The episode sounds suspiciously like a put-up job, but that makes it no less significant. A decade after Sulla’s death, the idea that anyone might repeat what he had done, and establish a primacy over the state, still filled the Romans with horror. Powerful as Pompey and Crassus both were, neither could afford to be seen as more powerful than the other. This was the lesson that the Republic, even as it instilled in its citizens the desire to be the best, still insisted upon. Achievement was worthy of praise and honour, but excessive achievement was pernicious and a threat to the state. However great a citizen might become, however great he might wish to become, the truest greatness of all still belonged to the Roman Republic itself.

A BANQUET OF CARRION

The Proconsul and the Kings

To the Romans, it was the intoxicating quality of power that made it so dangerous.

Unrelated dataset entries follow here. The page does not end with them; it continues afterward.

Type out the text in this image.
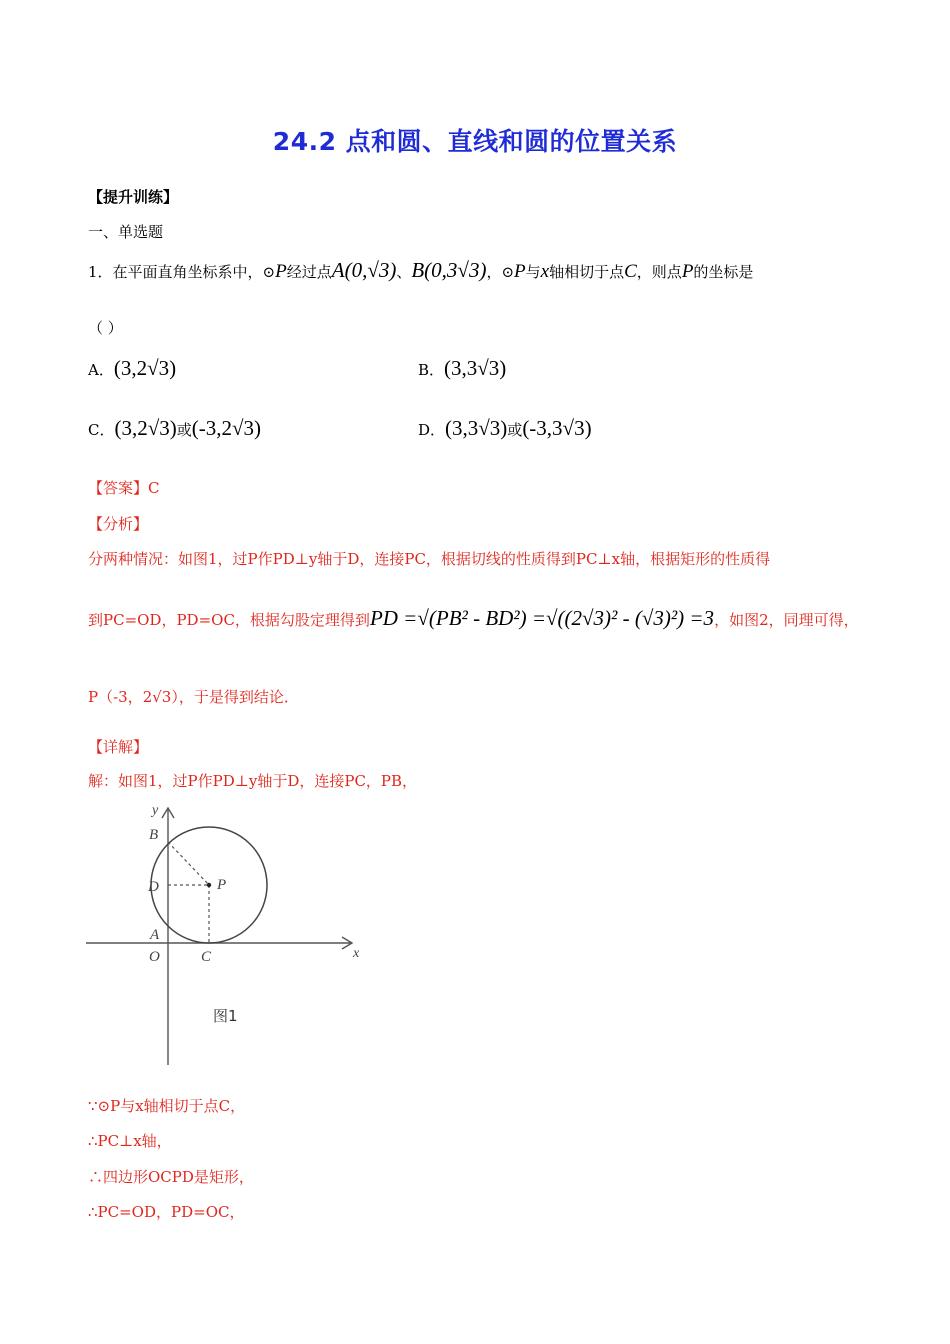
24.2 点和圆、直线和圆的位置关系
【提升训练】
一、单选题
1．在平面直角坐标系中，⊙P经过点A(0,√3)、B(0,3√3)，⊙P与x轴相切于点C，则点P的坐标是
（ ）
A．(3,2√3)	B．(3,3√3)
C．(3,2√3)或(-3,2√3)	D．(3,3√3)或(-3,3√3)
【答案】C
【分析】
分两种情况：如图1，过P作PD⊥y轴于D，连接PC，根据切线的性质得到PC⊥x轴，根据矩形的性质得
到PC=OD，PD=OC，根据勾股定理得到PD =√(PB² - BD²) =√((2√3)² - (√3)²) =3，如图2，同理可得，
P（-3，2√3），于是得到结论．
【详解】
解：如图1，过P作PD⊥y轴于D，连接PC，PB，
x
y
B
D	P
A
O	C
图1
∵⊙P与x轴相切于点C，
∴PC⊥x轴，
∴四边形OCPD是矩形，
∴PC=OD，PD=OC，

To command the affairs of one’s fellow citizens and to lead them into war, these were awesome responsibilities, capable of turning anybody’s head. After all, what else had the Republic been founded upon if not this single great perception – that the taste of kingly authority was addictive and corrupting? Except, of course, that with Rome now the mistress of the world and the arbiter of nations, the authority of her consuls far exceeded any king’s. All the more reason, then, to insist on the checks that had always hedged about their office.

And yet – the growing extent of the Republic’s reach confronted the Romans with a dilemma. Now that they were the citizens not of a small city state but of a superpower, the demands on their attention appeared limitless. Wars flared up everywhere. The more distant and intractable the enemy, the greater the logistical demands upon the consuls. In extreme circumstances, this left the Senate with little choice but to appoint a magistrate who could take their place, who could be, as the Romans put it, ‘pro consule’. As the Republic’s empire expanded throughout the second century BC so recourse to proconsuls had become ever more common. By the nature of their duties, they might find themselves campaigning for a period far longer than the conventional single year. Pompey, for instance, had spent five years in Spain. The war was duly won, but not without raising conservative hackles back in Rome. Pompey’s grandstanding only confirmed the Senate in its distaste for extravagant commissions of proconsular power. The situation in Spain had been desperate, but elsewhere, if Rome’s interests were not immediately threatened, then senators might prefer to tolerate any amount of low-level anarchy rather than grant one of their peers a licence to clear it up.

Such was the situation with the province of Asia. There, the war against Mithridates had left a legacy of misery and chaos. The cities groaned under punitive exactions; the social fabric was nearing collapse; along the frontier, petty princelings snarled and snapped. Over the wounds of the ruined province Roman flies buzzed eagerly, not only ambitious young officers like Julius Caesar, but also the agents of the publicani, ruined by Mithridates, now drawn back by the scent of fresh blood. Despite everything, Asia remained Rome’s richest province – and this was precisely what prevented the Senate from imposing an equitable settlement on the region. Who could be trusted to administer it? No one had forgotten the last proconsul appointed to deal with trouble in the East. Even over his own supporters, Sulla cast a warning shadow.